Wolfgang Pauli has written on this extensively. He said

...a mathematical formula can never tell us what a thing is, but only how it behaves; it can only specify an object through its properties. And these are unlikely to coincide in toto with the properties of any single microscopic object of our everyday life.

And Arthur Eddington:

For example, we may admire the triumph of patience of the mathematician in predicting so closely the positions of the moon, but aesthetically the lunar theory is atrocious; it is obvious that the moon and the mathematician use different methods of finding the lunar orbit...But now we realise that science has nothing to say as to the intrinsic nature of the atom. The physical atom is, like everything else in physics, a schedule of pointer readings...

...matter is something that Mr. X knows. Let us see how it goes: This is the potential that was derived from the interval that was measured by the scale that was made from the matter that Mr. X knows. Next question: What is Mr. X? Well it happens that physics is not at all anxious to pursue the question: What is Mr. X? It is not disposed to admit that its elaborate structure of a physical universe is "The House that Mr. X built."...matter, in some indirect way, comes within the purview of Mr. X's mind is not a fact of any utility for a theoretical scheme of physics. We cannot embody it in a differential equation. It is ignored, and the physical properties of matter and other entities are expressed in their linkages in the cycle. And you can see how by the ingenious device of the cycle physics secures for itself a self-contained domain for study with no loose ends projecting into the unknown. All other physical definitions have the same kind of interlocking. Electrical force is defined as something which causes motion of an electric charge; an electric charge is something that exerts something that produces motion of something that exerts something that produces...ad infinitum.

Both quotes are from Quantum Physics and Ultimate Reality: Mystical Writings of Great Physicists by Michael Green.

Answer 3

Intuitionism and Formalism are the two modern positions that tend to be contrasted with the synthetic, a priori characterization of Platonism.

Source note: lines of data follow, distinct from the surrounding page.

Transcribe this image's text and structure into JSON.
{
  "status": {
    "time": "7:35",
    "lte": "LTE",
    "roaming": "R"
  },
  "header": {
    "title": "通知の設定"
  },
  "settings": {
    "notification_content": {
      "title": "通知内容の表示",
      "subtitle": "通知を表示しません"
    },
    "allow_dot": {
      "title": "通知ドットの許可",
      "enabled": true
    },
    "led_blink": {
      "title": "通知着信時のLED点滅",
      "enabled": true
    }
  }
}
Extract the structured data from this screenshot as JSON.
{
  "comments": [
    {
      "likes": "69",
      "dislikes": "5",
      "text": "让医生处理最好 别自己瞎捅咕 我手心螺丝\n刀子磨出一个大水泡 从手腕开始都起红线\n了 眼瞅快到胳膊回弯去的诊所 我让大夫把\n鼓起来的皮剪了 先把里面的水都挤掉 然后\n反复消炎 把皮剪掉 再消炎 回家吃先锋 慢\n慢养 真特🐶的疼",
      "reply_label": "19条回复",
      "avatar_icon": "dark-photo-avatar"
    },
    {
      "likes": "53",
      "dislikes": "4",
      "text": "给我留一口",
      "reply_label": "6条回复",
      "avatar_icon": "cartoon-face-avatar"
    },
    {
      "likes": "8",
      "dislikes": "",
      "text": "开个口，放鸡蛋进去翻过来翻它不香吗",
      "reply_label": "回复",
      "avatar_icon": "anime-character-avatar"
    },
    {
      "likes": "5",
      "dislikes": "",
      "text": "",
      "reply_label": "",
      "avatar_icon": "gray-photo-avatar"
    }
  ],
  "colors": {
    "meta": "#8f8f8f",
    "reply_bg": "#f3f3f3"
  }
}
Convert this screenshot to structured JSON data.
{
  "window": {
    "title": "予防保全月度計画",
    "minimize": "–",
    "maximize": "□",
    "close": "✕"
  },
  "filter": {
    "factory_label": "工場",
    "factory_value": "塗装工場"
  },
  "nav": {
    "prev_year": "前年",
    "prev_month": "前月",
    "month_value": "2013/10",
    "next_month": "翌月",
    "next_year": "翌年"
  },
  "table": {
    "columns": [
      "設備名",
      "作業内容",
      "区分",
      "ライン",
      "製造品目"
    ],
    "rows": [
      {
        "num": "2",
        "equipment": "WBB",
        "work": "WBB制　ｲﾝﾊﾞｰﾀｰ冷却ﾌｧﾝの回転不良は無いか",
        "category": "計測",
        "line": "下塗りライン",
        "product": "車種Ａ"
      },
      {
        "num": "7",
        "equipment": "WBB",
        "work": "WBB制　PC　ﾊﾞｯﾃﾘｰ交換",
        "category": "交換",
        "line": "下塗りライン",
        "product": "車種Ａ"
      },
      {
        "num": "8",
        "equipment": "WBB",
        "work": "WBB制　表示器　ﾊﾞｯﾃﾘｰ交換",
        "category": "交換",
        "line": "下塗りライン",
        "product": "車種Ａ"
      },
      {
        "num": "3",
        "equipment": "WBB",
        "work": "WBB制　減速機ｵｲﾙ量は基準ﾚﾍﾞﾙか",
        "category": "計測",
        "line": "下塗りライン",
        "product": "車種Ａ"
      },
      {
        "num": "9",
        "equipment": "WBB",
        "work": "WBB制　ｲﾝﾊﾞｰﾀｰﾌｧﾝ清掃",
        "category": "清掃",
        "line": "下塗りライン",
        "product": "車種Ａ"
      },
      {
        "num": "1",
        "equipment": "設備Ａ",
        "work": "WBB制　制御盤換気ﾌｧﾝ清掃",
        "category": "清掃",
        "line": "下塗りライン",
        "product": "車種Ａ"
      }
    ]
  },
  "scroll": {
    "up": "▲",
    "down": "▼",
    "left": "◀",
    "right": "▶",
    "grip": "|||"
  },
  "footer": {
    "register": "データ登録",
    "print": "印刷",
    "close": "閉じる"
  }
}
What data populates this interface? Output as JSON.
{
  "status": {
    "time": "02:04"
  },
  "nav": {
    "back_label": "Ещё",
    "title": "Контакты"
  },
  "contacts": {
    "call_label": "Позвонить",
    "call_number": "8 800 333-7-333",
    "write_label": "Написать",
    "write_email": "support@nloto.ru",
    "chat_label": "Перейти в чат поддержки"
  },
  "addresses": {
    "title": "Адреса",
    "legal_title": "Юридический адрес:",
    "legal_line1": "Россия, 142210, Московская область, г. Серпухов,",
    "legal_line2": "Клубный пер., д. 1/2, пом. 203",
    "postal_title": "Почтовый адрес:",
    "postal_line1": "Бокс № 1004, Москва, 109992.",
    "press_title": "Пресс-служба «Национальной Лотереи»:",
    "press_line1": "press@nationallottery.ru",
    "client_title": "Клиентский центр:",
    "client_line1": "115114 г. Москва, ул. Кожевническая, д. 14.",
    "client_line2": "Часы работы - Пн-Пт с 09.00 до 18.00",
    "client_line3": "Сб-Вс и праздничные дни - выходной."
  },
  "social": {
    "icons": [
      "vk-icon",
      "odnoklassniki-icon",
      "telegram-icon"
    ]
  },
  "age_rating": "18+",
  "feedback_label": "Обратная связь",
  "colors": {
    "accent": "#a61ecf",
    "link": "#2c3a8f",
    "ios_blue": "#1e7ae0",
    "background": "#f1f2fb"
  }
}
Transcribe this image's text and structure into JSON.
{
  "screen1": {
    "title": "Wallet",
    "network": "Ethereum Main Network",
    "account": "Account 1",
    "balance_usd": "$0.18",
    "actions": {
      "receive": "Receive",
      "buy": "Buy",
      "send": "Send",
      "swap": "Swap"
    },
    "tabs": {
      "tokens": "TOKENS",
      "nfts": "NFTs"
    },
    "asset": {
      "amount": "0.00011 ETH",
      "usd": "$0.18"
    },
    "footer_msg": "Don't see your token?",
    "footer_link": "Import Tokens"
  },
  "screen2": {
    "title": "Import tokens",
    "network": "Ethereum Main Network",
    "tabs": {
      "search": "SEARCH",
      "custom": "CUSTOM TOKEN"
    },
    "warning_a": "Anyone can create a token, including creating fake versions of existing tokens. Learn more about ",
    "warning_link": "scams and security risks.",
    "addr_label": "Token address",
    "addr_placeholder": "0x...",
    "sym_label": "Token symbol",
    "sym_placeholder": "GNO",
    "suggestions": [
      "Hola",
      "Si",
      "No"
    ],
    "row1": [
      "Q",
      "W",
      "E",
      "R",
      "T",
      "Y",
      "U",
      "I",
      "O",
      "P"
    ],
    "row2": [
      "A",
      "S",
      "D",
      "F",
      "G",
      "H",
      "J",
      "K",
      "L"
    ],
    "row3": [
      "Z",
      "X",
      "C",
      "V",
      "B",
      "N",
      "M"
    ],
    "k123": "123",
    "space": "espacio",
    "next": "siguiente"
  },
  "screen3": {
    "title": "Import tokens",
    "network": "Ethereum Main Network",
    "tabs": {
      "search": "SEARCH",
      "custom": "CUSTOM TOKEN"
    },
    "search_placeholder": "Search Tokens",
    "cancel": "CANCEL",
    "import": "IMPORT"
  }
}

Formalism sees mathematics as just another science, meant to map onto outside world. It is a reaction to the discovery that our internal notions of negation and universality are very hard to reconcile, as pointed out by Russel's paradox. This makes the idea of an ideal world very hard to stomach. Either the ideals have a basic contradiction baked-in, or they are really something other than ideal. The focus is on finding a new internal basis that supports all useful mathematics, and feels more accountable internally, and discarding mathematics too far from testable application as places where internal contradictions might hide. It presumes mathematics, like all other sciences must be a-posteriori.

Intuitionism supposes that mathematics is neither an ideal nor an approximation to external reality, but part of the structure of human psychology. It finds application to external reality in that humans are evolved to survive in the world, but it is only internally consistent to the degree that human language is. It does not accept the notions of universality or negation as clean and ideal constructions, but requires constructions in verbal forms to stay away from overdependence upon them. So, for instance, reductio-ad-absurdum is not acceptable as a way of establishing existence or universality, only as a way to forestall wasted searching for proofs of the contradicted concepts applications. Thus mathematics has a-priori components, but is not entirely a-priori, as it must be unfolded through contact with other humans' language structures. It is also partly analytic and partly synthetic to the degree that the bases of language are inborn but evolved.